Сорокин хлопнул по столу:
– А ну, стой! Я тебя не отпускал.
Встал, прикрыл дверь, указал на стул:
– Сядь. Рассказывай.
– Что?
– Что знаешь.
– А что я знаю? – огрызнулся парень. – Небось вы поболее моего знаете, какие разговоры с батей вели.
– Нет, не знаю, это другая служба, – отрезал Сорокин. – Значит, так поступим: отцу скажешь, как проспится… тихо, я говорю. – Колька захлопнул открытый было рот. – Так вот, как в себя придет, пусть заглянет ко мне. Ко мне только, понятно? Именно ко мне, не к Палычу, не к Санычу. Погоди, сейчас повестку выпишу, персонально.
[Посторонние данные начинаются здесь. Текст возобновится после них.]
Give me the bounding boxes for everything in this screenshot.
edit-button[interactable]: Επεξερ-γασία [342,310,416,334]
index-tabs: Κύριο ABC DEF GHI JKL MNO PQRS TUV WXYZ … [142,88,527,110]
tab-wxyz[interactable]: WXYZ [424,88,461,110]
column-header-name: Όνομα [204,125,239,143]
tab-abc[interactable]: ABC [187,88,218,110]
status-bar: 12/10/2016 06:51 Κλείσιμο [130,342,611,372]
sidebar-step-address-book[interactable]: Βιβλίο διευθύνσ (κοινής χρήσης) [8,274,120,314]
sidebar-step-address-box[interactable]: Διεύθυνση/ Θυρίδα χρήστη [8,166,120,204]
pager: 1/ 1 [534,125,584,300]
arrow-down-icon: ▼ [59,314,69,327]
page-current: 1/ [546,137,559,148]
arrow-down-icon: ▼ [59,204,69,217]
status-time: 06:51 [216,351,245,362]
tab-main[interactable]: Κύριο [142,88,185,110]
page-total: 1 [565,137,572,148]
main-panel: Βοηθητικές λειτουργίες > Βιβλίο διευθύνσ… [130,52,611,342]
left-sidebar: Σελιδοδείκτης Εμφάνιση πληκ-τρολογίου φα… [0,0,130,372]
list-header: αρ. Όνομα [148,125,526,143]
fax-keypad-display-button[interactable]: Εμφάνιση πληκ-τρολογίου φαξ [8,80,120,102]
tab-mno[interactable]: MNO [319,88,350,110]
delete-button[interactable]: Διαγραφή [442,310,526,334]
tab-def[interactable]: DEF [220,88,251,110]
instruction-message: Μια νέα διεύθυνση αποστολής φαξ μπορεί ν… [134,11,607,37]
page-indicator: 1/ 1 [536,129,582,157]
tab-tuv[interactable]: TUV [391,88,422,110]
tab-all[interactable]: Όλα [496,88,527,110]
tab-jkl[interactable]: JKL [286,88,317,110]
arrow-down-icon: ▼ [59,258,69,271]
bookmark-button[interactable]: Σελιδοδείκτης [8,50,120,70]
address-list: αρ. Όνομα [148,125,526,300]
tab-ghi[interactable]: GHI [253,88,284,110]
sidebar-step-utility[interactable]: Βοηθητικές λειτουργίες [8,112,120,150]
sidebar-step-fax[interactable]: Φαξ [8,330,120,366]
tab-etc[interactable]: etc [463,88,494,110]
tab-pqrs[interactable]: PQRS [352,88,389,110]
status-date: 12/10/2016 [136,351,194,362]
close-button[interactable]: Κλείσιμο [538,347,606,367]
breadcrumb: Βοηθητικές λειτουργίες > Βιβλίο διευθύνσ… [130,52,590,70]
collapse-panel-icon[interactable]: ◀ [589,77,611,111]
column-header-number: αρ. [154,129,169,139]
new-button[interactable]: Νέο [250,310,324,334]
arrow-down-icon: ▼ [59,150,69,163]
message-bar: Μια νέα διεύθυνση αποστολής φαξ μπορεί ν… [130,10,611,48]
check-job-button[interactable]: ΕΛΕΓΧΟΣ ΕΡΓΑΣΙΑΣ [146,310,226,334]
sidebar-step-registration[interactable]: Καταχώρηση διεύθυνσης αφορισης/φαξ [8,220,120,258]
И, быстро заполнив бланк и поставив удивительную свою закорючку – множество росчерков, петель и кружев, – вручил Кольке.
– Прямо сейчас иди и отдай, понял?
– На занятия опоздаю.
– Хорошо, сейчас и тебе бумажку накатаю, – черканув пару строк и сложив листок, передал и вторую «индульгенцию». Потом вздохнул: – Что же делать, все у нас на бумажках, идем на поводу у бюрократии. – Но, спохватившись, строго заявил: – Потому что должны быть порядок и социалистическая законность. Потому как пока нельзя иначе. Усек?
– Так точно, – заверил Колька.
– Да, и вот еще что. Не вздумай перед отцом нос задирать. Пьет не пьет, а он – отец, его следует уважать.
– Чего ж тогда мне бумажку отдаете? Позвали бы его со всем вашим уважением.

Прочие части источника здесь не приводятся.